In looking through a life insurance contract, an insured finds a table stating that in the 20th policy year, the cash value is $480 per $1,000 of Death benefit. What type of policy did the insured purchase?
Straight Life
Straight Life policies, also known as whole life insurance, provide coverage for the entire life of the insured. These policies accumulate cash value over time, typically following a set schedule detailed in the policy contract.
In a Straight Life policy, the cash value grows steadily over time, with a guaranteed rate of accumulation. The specific table mentioned in the question outlines how the cash value correlates with the Death benefit in the 20th year of the policy. This steady growth aligns with the characteristics of Straight Life insurance.
Universal Life policies offer more flexibility in premium payments and death benefits than Straight Life policies. They typically do not have a fixed cash value growth structure tied to the Death benefit, making this choice incorrect in the context of the question.

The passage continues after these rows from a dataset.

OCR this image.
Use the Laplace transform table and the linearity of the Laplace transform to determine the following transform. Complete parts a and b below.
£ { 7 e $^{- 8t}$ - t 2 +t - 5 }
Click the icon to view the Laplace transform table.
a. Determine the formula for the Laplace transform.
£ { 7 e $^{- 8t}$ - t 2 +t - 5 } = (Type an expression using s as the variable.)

Variable Life policies allow the insured to allocate their premiums among various investment options, impacting the cash value based on the performance of these investments. The fixed cash value per Death benefit ratio described in the question does not align with the variable nature of Variable Life policies.
Increasing Term policies provide a Death benefit that rises over time while keeping the premium constant. The cash value structure mentioned in the question, where it is tied to the Death benefit in a fixed ratio, does not correspond to the characteristics of an Increasing Term policy.
The presence of a specific table indicating the cash value in relation to the Death benefit in the 20th policy year points towards a Straight Life policy. This type of policy guarantees a predetermined cash value accumulation pattern, reinforcing the long-term coverage and savings aspects associated with whole life insurance.